Map values from integer to float

Projects Programming
1

Hello,

I came across this post: map to floating point - Frequently-Asked Questions - Arduino Forum

However implementing it.... I'm lost.

I have a pressure transducer. Reads 0-16 bar. 5V supply, Outputs 10% min, 90% max so the ADC value is 100 for minimum, 920 for maximum (confirmed with testing, it's close).
I want to map the ADC value to float, to get decimal point precision.

float mapfloat(float x, float in_min, float in_max, float out_min, float out_max)
{
 return (x - in_min) * (out_max - out_min) / (in_max - in_min) + out_min;
}

I don't understand (or rather can't get it to work).
basic setup (whole ino is way, way too big to post trying to cut only necessary parts)

int boilerPressureRaw;
float boilerPressure;
boilerPressureRaw = analogRead(A2);

???? 

Serial.print(F("Boiler Pressure Is: "));
Serial.print(boilerPressure);
Serial.println(F(" bar"));

I've come a long way, for something that seems so trivial to not work. I don't even understand where the value is returned to, or what in that example at the top is an actual variable, or just a text placeholder.

I know my min/max values for in/out but not how to implement them into the example above, and as I said, where is that value even returned to?

Input Min: 100
Input Max: 920
Out Min: 0
Out Max: 16

Please, and thank you.

2

Why not map things as integers then convert to your required float ?

3

You add that function into your code (after your loop() function is fine) and then you call it and the return value is assigned to a variable

float mapfloat(float x, float in_min, float in_max, float out_min, float out_max)
{
 return (x - in_min) * (out_max - out_min) / (in_max - in_min) + out_min;
}

int boilerPressureRaw;
float boilerPressure;
boilerPressureRaw = analogRead(A2);

boilerPressure = mapFloat(bilerPressureRaw, 100.0, 920.0, 0.0, 16.0);

Serial.print(F("Boiler Pressure Is: "));
Serial.print(boilerPressure);
Serial.println(F(" bar"));
// ...
4

blh64:
You add that function into your code (after your loop() function is fine) and then you call it and the return value is assigned to a variable

God I feel like such an idiot. I had no idea that a new function was being declared. Didn't know a function would have "float" in front of it. Only functions i've worked with are void. Now as I'm typing this it makes sense what void even MEANS in the first place.

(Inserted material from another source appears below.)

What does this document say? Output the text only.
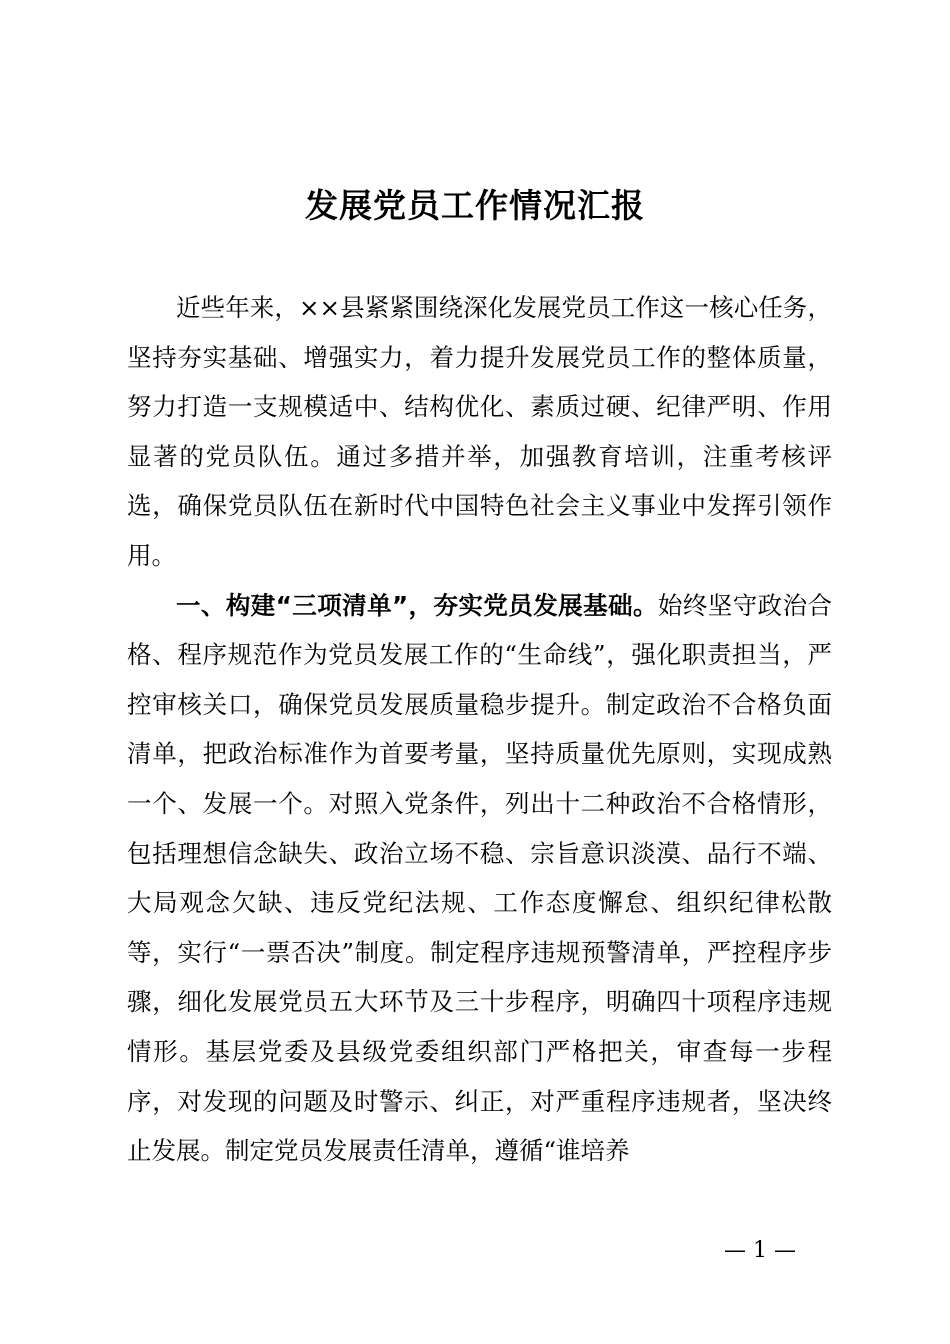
发展党员工作情况汇报

近些年来，××县紧紧围绕深化发展党员工作这一核心任务，坚持夯实基础、增强实力，着力提升发展党员工作的整体质量，努力打造一支规模适中、结构优化、素质过硬、纪律严明、作用显著的党员队伍。通过多措并举，加强教育培训，注重考核评选，确保党员队伍在新时代中国特色社会主义事业中发挥引领作用。

一、构建“三项清单”，夯实党员发展基础。始终坚守政治合格、程序规范作为党员发展工作的“生命线”，强化职责担当，严控审核关口，确保党员发展质量稳步提升。制定政治不合格负面清单，把政治标准作为首要考量，坚持质量优先原则，实现成熟一个、发展一个。对照入党条件，列出十二种政治不合格情形，包括理想信念缺失、政治立场不稳、宗旨意识淡漠、品行不端、大局观念欠缺、违反党纪法规、工作态度懈怠、组织纪律松散等，实行“一票否决”制度。制定程序违规预警清单，严控程序步骤，细化发展党员五大环节及三十步程序，明确四十项程序违规情形。基层党委及县级党委组织部门严格把关，审查每一步程序，对发现的问题及时警示、纠正，对严重程序违规者，坚决终止发展。制定党员发展责任清单，遵循“谁培养

— 1 —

I swear, it's like every time I think I have a grasp on fundamentals, I am learning something new.

Thank you, thank you. Works perfectly, and better yet I understand why it didn't work, and why it does now.

5

larryd:
Why not map things as integers then convert to your required float ?

  1. Didn't know that was possible and 2) Wouldn't even know how to begin haha!

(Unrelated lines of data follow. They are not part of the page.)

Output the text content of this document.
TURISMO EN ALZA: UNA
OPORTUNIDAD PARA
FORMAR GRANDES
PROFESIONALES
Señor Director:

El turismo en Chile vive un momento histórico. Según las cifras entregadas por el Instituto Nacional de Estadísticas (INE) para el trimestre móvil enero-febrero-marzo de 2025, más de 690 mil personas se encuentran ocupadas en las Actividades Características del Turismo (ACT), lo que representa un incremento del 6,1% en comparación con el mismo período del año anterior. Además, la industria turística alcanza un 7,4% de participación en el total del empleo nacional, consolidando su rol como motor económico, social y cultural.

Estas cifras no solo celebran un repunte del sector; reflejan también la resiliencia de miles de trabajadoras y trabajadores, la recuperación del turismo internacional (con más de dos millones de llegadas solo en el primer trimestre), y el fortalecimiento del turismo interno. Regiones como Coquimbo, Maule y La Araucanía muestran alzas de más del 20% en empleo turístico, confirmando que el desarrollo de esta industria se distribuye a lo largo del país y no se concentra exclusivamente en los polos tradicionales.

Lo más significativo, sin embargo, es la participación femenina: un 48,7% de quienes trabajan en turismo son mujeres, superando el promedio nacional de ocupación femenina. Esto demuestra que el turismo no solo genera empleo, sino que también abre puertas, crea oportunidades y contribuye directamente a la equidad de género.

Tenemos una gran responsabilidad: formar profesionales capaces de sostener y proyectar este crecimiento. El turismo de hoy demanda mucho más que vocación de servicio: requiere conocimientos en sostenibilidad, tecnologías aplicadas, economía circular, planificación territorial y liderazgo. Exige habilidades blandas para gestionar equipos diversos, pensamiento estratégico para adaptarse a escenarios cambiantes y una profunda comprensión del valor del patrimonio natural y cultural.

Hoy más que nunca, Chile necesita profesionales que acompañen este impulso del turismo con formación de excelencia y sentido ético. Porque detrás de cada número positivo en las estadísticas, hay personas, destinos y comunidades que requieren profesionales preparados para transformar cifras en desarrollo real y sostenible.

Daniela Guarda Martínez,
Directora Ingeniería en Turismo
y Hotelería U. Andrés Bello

When I tried the initial map, it was only returning rounded, whole numbers.

Would I need to declare my map output as a long, not int?

I tried:

boilerPressure = map(boilerPressureRaw, 100, 920, 0, 16);

and while I was getting the "correct" output, it was integer form. So an expected return of 3.2 bar was output as 3 bar.

How would it output as an integer that I could then divide to get a float?

6

Here is a starting point:

int boilerPressureRaw;
int boilerPressure;
float boilerPressureFloat;
. . .
boilerPressureRaw = analogRead(yourAnalogPin);
boilerPressure = map(boilerPressureRaw, 0, 1023, 0, 1600);

boilerPressureFloat = boilerPressure/100;

7

larryd:
Here is a starting point:

int boilerPressureRaw;
int boilerPressure;
float boilerPressureFloat;
. . .
boilerPressureRaw = analogRead(yourAnalogPin);
boilerPressure = map(boilerPressureRaw, 0, 1023, 0, 1600);

boilerPressureFloat = boilerPressure/100;

Ah! I got it! Thank you so much! Never would have thought to map the output to a base 10 value higher, then divide. I need to think outside the box, and not so literally more often.

Thank you both, very very much!

8

You probably should use:

boilerPressureFloat = boilerPressure/100.0;